With all of the aforementioned just skimming the surface of events of the time, no wonder then that absent a major wave of sightings -- and there had been none since to compare with that of early summer, 1947 -- coverage of saucer reports was sporadic, and tended to erupt only after spectacular individual incidents. Even those were few and flared up only briefly, soon crowded out in a sea of newspaper column-inches devoted to national and international events and crises.
Likewise, the national magazines had their editorial hands full with coverage of pressing issues.
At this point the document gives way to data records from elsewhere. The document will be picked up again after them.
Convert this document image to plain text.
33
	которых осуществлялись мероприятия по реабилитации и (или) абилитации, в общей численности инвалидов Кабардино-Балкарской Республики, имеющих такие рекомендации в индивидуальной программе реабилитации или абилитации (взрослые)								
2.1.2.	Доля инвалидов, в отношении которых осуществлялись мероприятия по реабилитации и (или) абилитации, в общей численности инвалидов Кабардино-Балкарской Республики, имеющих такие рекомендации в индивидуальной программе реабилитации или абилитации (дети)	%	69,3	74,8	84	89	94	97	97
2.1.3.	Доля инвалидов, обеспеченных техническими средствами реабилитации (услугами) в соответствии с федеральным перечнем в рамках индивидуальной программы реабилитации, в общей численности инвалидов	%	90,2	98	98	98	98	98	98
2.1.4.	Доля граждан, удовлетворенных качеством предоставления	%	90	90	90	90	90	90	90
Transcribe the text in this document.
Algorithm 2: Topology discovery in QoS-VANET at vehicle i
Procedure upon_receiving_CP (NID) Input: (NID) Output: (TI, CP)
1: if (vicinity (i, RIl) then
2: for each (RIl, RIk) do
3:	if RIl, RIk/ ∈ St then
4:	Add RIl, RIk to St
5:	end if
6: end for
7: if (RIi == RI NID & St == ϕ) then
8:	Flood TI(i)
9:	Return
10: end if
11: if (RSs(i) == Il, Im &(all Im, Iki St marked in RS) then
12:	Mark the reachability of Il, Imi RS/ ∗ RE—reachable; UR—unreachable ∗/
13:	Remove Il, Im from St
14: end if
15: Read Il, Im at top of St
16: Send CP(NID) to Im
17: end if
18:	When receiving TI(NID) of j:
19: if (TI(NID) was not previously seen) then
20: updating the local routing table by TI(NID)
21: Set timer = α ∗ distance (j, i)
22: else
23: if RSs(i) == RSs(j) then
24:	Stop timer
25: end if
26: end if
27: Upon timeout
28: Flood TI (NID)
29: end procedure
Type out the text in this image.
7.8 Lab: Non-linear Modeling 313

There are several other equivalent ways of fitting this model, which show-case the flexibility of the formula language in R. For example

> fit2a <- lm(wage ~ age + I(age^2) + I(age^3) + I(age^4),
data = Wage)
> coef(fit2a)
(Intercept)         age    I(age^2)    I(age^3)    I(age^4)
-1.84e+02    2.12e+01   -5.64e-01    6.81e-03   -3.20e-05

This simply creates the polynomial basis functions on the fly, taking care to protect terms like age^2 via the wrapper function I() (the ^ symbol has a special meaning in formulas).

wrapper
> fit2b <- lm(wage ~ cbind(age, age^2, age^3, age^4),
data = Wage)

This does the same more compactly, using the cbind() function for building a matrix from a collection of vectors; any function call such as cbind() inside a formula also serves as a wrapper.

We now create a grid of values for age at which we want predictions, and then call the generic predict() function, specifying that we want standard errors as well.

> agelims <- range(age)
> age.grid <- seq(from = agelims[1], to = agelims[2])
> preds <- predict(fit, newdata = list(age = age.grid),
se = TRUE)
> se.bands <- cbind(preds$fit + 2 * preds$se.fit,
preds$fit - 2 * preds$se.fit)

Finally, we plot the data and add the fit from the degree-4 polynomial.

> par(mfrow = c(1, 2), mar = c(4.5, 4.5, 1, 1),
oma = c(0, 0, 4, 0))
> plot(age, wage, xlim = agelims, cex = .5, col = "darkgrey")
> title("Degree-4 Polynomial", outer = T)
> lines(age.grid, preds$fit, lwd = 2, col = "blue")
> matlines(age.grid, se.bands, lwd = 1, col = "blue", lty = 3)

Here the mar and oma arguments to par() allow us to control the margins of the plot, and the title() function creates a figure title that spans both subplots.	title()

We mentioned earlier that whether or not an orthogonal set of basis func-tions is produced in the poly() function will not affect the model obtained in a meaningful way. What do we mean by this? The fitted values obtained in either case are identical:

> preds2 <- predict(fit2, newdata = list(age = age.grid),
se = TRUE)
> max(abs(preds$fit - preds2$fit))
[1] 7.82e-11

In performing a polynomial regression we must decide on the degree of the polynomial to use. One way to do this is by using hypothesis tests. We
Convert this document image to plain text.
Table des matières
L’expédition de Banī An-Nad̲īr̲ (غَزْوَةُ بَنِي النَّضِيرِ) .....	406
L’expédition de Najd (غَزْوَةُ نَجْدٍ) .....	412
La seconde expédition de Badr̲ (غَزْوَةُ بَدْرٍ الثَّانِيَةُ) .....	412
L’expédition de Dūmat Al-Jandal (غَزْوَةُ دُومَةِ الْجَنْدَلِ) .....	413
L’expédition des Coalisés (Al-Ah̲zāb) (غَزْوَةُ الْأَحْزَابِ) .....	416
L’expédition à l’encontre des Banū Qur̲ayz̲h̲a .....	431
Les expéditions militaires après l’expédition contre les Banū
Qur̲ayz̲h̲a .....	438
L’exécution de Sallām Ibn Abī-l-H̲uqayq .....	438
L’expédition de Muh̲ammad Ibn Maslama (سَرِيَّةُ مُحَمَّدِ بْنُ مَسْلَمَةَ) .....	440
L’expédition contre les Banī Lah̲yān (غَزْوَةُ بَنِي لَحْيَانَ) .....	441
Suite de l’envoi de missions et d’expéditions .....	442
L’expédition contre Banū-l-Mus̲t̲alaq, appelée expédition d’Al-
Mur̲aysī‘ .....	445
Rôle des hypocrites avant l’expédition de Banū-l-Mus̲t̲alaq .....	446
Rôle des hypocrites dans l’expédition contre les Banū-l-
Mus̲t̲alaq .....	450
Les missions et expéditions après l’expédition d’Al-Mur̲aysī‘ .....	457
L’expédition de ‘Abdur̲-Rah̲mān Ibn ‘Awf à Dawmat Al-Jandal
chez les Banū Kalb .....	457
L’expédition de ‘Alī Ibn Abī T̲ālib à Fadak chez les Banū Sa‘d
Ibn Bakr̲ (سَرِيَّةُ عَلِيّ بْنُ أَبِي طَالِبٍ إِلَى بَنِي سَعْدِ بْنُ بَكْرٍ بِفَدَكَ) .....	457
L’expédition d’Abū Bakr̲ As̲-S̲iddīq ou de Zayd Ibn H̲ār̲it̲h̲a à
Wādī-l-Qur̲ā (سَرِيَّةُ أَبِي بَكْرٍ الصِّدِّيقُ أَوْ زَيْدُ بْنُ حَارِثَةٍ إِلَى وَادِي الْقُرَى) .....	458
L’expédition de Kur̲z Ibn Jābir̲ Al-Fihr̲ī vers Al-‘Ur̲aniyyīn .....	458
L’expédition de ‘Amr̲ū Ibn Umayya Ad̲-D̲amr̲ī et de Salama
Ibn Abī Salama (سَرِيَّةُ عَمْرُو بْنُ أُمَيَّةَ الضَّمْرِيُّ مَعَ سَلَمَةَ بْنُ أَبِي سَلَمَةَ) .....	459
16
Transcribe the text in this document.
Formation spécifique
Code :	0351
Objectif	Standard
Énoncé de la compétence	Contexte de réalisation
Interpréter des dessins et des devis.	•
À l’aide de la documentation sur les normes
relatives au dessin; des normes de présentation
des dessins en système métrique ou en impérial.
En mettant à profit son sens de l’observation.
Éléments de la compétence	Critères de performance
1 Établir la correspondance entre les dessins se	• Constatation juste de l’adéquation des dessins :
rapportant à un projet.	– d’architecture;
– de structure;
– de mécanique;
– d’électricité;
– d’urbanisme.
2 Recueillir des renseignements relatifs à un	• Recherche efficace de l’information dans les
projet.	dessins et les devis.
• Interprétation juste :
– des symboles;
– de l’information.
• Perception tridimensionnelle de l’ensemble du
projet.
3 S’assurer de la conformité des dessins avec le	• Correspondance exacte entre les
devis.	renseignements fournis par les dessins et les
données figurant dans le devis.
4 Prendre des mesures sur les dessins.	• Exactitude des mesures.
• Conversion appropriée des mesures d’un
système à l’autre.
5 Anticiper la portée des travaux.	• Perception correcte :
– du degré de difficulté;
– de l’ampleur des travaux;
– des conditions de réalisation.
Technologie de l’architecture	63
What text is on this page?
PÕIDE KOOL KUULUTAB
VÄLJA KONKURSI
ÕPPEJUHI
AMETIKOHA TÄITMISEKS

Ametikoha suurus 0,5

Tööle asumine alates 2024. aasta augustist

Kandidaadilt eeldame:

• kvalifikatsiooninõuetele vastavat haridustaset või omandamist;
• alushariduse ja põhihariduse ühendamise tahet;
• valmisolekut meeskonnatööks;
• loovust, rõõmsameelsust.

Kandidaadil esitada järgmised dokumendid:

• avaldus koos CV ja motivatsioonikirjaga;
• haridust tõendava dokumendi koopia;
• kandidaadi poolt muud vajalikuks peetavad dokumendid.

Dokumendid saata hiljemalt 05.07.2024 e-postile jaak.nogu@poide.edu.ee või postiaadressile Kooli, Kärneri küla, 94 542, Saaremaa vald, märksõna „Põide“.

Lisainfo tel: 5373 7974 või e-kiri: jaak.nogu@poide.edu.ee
And with tens of millions of Americans still struggling to rebuild a normal life after a decade of economic depression, followed by a half-decade of war, the very idea of a book devoted to "flying saucers" -- once it had become reasonably certain that they weren't secret Soviet aircraft flying at will over American territory -- would have seemed nonsensical at best.
In fact, the amazing success of Keyhoe's article in the January, 1950, edition of True had been a combination of fortuitous circumstance and clever timing by Purdy -- the announcement of its publication and startling claims came just after Christmas Day, 1949, starting the week which was traditionally the slowest news period of the year.
And though its genesis is known, the path to publication of The Flying Saucers Are Real as a book is both unclear and surprising -- the very idea of special-interest books for the masses itself being relatively new, dating back a mere decade to 1939. As explained by Clive Thompson in the May, 2013, edition of Smithsonian Magazine...
Robert Fair de Graff realized he could change the way people read by making books radically smaller. Back then, it was surprisingly hard for ordinary Americans to get good novels and nonfiction. The country only had about 500 bookstores, all clustered in the biggest 12 cities, and hardcovers cost $2.50 (about $40 in today's currency).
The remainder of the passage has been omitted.